Les caractéristiques supplémentaires des requêtes subsidiaires, c'est-à-dire la récupération d'oléfine par une colonne à distiller, la détente du milieu réactionnel avant l'introduction dans la colonne (a), l'absence du catalyseur dans la colonne (a), l'introduction du nombre de plateaux minimum pour la colonne (a) et l'introduction d'une limite de pression, peuvent être également déduites du document (3).

VI. Avec le mémoire exposant les motifs de recours daté du 6 février 2007 la requérante a déposé trois jeux de revendications à titre de requêtes subsidiaires 1-3.

VII. Les arguments de la requérante au cours de la procédure écrite et lors de la procédure orale peuvent être résumés comme suit:

Le procédé du brevet en cause est nouveau vis-à-vis de l'enseignement du document (1) en raison du fait que le pré-évaporateur du document (1) utilisé pour séparer le produit réactionnel se distingue d'une colonne à distiller utilisée dans le procédé du brevet attaqué, et en raison du fait que l'introduction du composé peroxydé non consommé dans la colonne (a) n'est pas divulguée. En outre, l'absence d'eau dans le mélange en tête de la colonne (a) est apparemment préférée.

A supposer même que le document (1) suggère la réalisation du pré-évaporateur sous forme d'une colonne à distiller et la possibilité que le milieu introduit dans le pré-évaporateur puisse contenir le composé peroxydé non consommé, l'homme du métier doit effectuer une sélection multiple et combiner des caractéristiques différentes pour arriver à l'objet de la revendication 1 de la requête principale.

En ce qui concerne l'activité inventive, l'homme du métier ne parviendrait pas au procédé revendiqué par une simple combinaison des documents (2) et (3).

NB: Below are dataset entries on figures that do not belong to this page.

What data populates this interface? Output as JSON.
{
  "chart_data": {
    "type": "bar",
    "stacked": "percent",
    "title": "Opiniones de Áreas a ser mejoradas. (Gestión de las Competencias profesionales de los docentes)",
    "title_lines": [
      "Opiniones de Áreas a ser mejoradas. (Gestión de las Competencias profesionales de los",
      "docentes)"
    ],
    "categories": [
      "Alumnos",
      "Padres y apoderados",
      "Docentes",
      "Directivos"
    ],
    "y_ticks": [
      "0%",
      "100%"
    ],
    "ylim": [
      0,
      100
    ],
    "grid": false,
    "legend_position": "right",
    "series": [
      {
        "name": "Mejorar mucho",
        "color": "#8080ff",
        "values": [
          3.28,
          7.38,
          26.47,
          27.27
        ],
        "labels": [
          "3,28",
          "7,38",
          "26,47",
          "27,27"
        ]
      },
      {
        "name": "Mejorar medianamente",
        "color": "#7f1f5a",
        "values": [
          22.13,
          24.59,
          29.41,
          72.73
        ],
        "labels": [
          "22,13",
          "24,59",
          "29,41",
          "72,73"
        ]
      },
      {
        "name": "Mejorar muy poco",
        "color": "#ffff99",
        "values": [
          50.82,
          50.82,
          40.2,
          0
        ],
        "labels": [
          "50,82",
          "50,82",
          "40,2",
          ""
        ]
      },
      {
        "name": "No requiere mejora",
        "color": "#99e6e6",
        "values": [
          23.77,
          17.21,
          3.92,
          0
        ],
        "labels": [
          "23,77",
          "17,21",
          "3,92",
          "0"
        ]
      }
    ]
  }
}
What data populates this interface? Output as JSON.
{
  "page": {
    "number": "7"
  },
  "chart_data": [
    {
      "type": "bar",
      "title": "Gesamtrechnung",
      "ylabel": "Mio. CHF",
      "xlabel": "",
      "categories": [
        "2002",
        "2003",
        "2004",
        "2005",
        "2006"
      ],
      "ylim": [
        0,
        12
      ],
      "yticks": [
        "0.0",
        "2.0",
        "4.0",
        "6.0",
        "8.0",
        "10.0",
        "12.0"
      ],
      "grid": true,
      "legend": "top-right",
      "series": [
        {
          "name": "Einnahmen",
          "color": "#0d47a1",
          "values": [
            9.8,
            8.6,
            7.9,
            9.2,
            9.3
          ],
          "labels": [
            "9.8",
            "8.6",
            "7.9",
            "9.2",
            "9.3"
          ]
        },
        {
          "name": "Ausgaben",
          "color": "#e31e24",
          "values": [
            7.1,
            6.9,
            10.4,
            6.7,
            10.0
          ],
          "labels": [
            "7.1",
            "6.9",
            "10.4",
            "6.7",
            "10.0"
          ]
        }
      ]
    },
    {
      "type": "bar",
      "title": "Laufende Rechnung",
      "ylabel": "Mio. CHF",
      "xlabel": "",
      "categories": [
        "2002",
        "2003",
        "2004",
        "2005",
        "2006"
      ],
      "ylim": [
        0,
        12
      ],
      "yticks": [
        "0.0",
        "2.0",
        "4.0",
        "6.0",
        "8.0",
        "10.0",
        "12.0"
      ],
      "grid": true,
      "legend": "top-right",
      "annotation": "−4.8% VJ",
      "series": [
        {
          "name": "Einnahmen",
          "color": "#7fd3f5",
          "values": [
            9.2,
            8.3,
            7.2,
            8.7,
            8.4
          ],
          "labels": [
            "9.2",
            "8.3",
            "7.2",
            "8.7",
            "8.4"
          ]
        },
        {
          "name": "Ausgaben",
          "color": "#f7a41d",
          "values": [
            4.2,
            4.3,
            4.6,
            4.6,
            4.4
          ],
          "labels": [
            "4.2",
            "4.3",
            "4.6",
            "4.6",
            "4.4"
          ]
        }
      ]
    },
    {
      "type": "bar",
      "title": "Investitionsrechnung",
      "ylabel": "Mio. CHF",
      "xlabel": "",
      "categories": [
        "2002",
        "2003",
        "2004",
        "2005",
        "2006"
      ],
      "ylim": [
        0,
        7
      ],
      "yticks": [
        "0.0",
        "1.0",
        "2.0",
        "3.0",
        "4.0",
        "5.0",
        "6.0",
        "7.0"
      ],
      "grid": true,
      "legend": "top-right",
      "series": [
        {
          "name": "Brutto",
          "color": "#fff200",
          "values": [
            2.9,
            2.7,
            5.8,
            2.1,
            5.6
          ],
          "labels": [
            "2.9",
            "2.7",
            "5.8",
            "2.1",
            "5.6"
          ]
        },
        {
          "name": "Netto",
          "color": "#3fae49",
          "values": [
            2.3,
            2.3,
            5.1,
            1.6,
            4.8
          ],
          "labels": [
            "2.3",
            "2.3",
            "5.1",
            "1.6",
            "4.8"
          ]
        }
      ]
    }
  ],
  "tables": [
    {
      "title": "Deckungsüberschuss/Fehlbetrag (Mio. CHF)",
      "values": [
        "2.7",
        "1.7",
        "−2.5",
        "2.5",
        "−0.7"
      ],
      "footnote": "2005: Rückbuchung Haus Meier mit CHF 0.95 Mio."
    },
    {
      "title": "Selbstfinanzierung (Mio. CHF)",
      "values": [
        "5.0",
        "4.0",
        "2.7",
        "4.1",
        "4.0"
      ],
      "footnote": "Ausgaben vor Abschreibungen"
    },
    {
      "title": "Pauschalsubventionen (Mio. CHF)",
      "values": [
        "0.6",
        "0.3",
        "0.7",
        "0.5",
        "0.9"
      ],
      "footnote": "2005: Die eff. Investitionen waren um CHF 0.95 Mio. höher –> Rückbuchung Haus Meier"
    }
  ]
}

Une distillation "flash" pour éliminer l'oléfine non convertie avant la purification d'oxiranne comme mentionné dans le document (3) n'est pas présente et ne concorde pas avec le libellé de la revendication 1 de la requête principale selon lequel le mélange introduit dans la colonne (a) contient obligatoirement l'oléfine non convertie. En outre, le condenseur pour éliminer l'oléfine non convertie est absent du document (3). Un condenseur, utilisé pour liquéfier une phase gazeuse, n'est pas identique à une colonne de fractionnement, utilisée pour séparer par évaporation un mélange liquide.

Finalement la colonne (8) du document (3), qui selon l'intimée équivaut à la colonne (b) du brevet, est une colonne à distillation extractive. Le mélange recueilli en pied de cette colonne comprend le solvant d'extraction et ne peut pas être recyclé directement dans le réacteur. De plus, le document (3) suggère le recyclage du solvant obtenu en pied de la colonne (1), équivalent à la colonne (a) du procédé revendiqué, après sa purification.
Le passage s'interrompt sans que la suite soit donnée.